Fig. 1 is a graph showing the relationship between arc voltage VA and welding current Iw, Figs. 2 and 5 are circuit diagrams showing the configuration of conventional welding power supply devices, Fig. 2 is a chopper type, and Fig. 3 is a graph showing the relationship between arc voltage VA and welding current Iw. It is based on an inverter method.

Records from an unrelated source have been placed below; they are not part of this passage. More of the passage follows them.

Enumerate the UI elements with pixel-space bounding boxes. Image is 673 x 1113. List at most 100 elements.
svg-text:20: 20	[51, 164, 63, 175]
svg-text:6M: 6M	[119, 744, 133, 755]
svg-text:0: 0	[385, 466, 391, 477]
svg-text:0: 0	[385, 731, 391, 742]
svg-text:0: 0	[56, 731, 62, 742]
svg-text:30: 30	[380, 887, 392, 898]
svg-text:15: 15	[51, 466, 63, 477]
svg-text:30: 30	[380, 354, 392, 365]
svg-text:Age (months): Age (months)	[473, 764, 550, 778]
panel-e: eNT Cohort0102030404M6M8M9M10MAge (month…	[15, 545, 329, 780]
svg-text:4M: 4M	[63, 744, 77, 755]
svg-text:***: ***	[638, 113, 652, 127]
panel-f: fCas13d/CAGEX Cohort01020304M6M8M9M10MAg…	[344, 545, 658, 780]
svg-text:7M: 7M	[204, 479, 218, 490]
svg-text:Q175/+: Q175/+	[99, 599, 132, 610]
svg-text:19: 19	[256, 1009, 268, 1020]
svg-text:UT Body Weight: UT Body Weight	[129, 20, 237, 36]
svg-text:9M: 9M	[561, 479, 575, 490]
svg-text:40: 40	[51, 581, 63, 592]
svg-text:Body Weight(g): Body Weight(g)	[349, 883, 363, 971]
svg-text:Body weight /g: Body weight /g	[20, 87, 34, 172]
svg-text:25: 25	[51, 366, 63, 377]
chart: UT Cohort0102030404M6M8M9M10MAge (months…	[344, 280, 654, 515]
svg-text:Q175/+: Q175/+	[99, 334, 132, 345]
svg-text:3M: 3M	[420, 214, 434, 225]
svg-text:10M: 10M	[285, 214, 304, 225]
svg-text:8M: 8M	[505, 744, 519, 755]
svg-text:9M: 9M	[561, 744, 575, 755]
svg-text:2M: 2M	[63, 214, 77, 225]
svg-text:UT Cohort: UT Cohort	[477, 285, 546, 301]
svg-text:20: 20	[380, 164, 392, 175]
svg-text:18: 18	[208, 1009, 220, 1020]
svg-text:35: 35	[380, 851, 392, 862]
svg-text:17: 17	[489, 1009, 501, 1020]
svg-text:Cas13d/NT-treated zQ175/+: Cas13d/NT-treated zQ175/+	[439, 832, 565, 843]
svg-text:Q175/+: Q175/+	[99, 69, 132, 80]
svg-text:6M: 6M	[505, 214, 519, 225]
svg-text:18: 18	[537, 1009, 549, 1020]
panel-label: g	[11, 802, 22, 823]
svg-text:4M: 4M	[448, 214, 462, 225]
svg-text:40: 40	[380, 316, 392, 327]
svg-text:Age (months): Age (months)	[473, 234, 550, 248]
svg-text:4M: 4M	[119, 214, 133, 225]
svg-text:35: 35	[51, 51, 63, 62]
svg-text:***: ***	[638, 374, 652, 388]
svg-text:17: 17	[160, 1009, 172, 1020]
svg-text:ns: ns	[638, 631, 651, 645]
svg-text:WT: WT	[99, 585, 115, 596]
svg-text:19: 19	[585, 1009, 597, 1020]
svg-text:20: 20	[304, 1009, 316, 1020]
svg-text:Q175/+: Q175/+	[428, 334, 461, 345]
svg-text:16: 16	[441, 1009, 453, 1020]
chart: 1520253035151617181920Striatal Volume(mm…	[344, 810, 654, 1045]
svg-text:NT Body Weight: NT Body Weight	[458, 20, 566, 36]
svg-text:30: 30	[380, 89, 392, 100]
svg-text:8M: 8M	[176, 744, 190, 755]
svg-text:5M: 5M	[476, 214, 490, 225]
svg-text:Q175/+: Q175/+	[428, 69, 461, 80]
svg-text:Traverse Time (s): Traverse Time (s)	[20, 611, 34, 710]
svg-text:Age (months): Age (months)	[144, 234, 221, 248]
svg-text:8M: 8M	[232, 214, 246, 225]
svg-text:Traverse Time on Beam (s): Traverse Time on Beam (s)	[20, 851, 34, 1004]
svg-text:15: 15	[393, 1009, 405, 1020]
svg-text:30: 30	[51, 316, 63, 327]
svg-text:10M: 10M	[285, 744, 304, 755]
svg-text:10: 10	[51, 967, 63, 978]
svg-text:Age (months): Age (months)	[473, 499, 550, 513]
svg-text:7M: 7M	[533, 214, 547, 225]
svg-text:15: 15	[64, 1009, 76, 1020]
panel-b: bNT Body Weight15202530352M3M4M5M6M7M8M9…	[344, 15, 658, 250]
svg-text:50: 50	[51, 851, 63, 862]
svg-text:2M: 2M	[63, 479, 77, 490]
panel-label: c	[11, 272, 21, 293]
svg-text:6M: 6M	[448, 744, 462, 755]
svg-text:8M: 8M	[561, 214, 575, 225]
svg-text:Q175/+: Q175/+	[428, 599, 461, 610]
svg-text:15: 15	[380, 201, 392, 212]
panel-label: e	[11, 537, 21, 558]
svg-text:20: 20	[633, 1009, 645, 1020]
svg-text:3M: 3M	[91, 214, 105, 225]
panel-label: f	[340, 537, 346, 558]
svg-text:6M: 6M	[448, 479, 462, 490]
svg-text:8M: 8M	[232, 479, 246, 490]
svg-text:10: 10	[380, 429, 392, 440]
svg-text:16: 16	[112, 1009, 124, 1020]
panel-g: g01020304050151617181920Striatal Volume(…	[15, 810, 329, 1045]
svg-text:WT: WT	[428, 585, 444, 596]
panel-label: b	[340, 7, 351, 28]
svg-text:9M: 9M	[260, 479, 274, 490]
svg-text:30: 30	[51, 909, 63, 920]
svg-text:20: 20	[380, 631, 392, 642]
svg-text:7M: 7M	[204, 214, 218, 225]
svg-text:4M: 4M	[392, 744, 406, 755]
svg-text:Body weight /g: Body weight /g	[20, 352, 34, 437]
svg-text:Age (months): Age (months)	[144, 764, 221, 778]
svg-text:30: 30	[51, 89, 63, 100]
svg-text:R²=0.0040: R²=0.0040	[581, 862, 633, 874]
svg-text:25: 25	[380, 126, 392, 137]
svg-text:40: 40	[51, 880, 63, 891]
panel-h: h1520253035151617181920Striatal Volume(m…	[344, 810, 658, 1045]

FIG. 4 is a circuit diagram showing the configuration of one embodiment of the present invention, and FIG. 5 shows (a) and (b) the compensation amplifier [31
The circuit diagram showing the configuration of the compensation amplifier 15 and its output characteristic diagram, FIGS.
2) A circuit diagram and its output characteristic diagram, FIG. voltage detection means), 8...

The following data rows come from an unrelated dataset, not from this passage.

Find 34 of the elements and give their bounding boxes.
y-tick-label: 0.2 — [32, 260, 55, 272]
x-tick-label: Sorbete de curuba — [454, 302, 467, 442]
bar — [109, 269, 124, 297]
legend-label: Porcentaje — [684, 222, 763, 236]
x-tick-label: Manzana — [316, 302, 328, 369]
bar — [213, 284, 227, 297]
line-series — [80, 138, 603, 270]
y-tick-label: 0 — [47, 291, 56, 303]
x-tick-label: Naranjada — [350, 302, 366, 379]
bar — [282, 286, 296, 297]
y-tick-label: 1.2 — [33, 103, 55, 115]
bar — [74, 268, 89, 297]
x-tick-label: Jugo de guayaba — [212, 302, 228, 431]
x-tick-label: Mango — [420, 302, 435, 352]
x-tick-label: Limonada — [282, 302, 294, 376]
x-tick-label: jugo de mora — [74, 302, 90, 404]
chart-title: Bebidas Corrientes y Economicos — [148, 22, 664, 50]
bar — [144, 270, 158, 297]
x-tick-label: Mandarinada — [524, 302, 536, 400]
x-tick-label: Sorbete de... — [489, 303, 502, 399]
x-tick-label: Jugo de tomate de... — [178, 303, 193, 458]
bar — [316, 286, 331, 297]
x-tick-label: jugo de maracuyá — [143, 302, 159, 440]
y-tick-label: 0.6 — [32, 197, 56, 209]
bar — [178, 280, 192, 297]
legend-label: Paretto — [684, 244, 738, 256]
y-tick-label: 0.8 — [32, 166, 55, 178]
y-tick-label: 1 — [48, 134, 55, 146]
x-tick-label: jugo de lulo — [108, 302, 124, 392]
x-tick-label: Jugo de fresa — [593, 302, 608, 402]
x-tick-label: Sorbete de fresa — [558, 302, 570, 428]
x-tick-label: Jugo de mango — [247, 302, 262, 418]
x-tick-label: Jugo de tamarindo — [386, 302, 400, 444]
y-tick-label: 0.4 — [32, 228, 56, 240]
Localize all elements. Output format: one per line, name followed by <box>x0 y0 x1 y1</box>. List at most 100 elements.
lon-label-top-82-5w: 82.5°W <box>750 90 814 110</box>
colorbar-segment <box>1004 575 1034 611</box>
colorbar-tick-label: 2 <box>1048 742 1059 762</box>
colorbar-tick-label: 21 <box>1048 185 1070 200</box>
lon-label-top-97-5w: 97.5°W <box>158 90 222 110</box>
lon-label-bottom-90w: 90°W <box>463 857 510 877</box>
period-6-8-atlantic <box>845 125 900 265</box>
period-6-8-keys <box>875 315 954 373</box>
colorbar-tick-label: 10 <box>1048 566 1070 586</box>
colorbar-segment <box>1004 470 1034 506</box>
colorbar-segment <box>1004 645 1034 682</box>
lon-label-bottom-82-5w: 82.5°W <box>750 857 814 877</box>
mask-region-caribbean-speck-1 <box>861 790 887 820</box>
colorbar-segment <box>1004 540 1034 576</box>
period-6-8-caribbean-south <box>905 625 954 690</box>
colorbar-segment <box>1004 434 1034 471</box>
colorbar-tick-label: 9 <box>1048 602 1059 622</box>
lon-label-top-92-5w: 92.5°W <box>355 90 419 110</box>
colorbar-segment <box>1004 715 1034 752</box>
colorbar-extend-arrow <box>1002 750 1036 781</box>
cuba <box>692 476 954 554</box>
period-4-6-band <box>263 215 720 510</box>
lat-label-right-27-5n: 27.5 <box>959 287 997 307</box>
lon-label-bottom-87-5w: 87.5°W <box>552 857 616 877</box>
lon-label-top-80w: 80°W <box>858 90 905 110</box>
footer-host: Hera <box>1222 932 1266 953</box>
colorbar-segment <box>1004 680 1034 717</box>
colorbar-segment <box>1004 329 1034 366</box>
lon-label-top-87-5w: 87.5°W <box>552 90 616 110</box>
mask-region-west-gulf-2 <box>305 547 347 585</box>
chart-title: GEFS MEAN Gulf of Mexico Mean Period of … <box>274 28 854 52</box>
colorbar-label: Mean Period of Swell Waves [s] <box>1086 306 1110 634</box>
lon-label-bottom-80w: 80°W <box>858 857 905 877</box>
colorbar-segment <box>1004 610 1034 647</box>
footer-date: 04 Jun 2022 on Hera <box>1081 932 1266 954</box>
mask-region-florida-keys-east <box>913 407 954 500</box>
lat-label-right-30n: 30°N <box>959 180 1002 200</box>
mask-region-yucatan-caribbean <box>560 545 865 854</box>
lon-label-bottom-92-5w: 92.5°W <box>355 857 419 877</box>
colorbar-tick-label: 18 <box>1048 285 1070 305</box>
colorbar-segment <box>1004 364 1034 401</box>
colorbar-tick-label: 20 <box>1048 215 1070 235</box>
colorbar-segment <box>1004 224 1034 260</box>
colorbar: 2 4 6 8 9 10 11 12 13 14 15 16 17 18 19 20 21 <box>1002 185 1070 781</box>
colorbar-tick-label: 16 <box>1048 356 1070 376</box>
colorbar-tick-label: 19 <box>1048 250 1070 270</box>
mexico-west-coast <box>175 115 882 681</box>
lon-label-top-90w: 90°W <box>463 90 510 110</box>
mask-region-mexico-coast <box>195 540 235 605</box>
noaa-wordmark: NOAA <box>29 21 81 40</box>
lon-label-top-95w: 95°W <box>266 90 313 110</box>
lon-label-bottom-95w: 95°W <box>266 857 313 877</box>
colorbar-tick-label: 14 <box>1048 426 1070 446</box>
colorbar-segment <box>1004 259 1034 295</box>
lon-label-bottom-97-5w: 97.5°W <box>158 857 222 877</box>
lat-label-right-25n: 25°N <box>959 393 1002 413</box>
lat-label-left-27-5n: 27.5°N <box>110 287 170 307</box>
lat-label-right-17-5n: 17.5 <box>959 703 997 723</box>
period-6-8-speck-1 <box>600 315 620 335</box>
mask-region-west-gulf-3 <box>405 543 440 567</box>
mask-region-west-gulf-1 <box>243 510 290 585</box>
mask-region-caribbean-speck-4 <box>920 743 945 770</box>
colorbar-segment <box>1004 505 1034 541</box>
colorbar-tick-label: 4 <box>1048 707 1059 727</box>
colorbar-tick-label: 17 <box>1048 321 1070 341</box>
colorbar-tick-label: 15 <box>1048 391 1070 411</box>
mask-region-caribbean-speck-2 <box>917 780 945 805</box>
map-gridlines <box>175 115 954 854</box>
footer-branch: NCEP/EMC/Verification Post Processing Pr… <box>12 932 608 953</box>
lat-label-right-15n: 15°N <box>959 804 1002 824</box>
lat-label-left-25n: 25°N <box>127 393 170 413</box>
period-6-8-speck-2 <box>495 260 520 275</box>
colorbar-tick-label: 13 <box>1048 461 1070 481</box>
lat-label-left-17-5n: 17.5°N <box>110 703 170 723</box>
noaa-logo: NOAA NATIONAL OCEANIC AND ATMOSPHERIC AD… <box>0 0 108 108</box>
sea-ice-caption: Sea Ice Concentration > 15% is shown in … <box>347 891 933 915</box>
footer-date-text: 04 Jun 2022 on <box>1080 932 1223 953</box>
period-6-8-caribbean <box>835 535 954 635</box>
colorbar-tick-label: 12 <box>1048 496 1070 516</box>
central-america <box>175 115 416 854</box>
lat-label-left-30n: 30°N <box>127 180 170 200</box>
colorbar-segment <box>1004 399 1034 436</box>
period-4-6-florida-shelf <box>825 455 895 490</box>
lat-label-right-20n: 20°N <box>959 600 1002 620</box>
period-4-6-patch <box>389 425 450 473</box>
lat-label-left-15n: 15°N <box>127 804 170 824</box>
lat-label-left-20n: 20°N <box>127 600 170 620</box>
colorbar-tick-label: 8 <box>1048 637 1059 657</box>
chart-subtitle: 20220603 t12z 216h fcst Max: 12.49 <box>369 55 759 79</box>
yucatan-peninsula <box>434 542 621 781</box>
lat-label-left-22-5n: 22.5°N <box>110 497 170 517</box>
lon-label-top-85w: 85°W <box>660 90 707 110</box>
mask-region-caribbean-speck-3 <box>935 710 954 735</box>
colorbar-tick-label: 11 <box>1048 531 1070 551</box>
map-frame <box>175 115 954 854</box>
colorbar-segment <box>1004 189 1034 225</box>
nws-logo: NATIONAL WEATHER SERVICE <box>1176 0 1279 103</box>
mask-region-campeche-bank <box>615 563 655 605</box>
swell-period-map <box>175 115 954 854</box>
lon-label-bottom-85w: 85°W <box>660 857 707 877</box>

...Amplifier (welding current detection means 1, SLv...Voltage setting device (arc voltage setting means), Rs...Shunt resistance (welding m flow detection means), SL machine...Current Setting device (reference value setting means), SW...switch (
switch means), Iw... welding current, VA...
...Arc voltage. Applicant Shinko Mki Co., Ltd. Procedural amendment document side 1. Description of the case Patent Application No. 79107 of 1982 2 Name of the invention Control method and device for arc welding power source 3 Person making the amendment Patent applicant Shinko Electric Co., Ltd. (and 1 other person) 4 Agent Showa G Month 3θ (shipment date) 6, "Brief explanation of the drawings" of the specification subject to amendment. 7 Line 3 from the bottom of page 12 of the statement of contents of the amendment “No.

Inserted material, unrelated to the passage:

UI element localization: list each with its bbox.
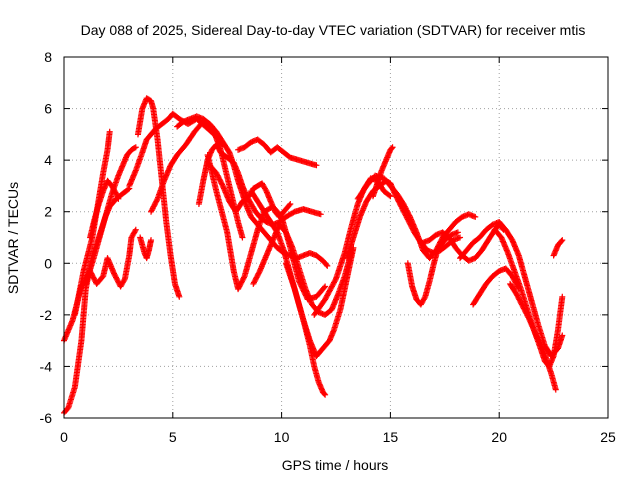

are a circuit diagram showing the configuration of the compensation amplifier 15 shown in Fig. q, and its output characteristic diagram, respectively.
) and (I:I) are the compensation amplifiers 15 shown in FIG.
A circuit diagram showing the configuration of the circuit and its output characteristic diagram.

Claims (1)

[Claims] 1. In a method of controlling an arc welding m source that performs constant voltage control, the output voltage is controlled to be constant based on a preset voltage command value, and the welding current is set to a standard that may cause arc breakage. 1. A method for controlling a welding power source, comprising: increasing the voltage command value to increase the welding current by increasing the voltage command value when the voltage falls below the voltage command value. 2. The arc welding power source according to claim 1, wherein the voltage command value increasing operation always maintains the voltage command value at a constant high level when the welding current is below a reference value. control method. 5. The method of controlling an arc welding m-source according to claim 1, wherein the voltage command value increasing operation increases the voltage command value in proportion to the deviation between the welding current and the reference value. 4. The arc welding m source according to claim 1, wherein the voltage command value increasing operation increases the voltage command value in proportion to the time integral of the deviation between the welding power source and the reference value. control method. 5. Constant voltage control by changing the conduction time of the switch means based on the amount of deviation between the arc voltage command value preset by the completion voltage setting means and the arc voltage detected by the arc voltage detection means. In a control device for a welding power source that performs welding, a welding current detection means for detecting a welding current, a reference value setting means for setting a welding current reference value at which arc breakage is a concern, and a welding current detection means for detecting a welding current detected by the welding current detection means. and a compensation amplifier that outputs a voltage command compensation signal and adds it to the voltage command value when the welding current value becomes equal to or less than the reference value set by the reference value setting means. Control device for welding source. & The control device for an arc welding source according to claim 5, wherein the switch means constitutes a chopper power source. Z. The arc welding current control device according to claim 5, wherein the switch means constitutes an inverter nL source.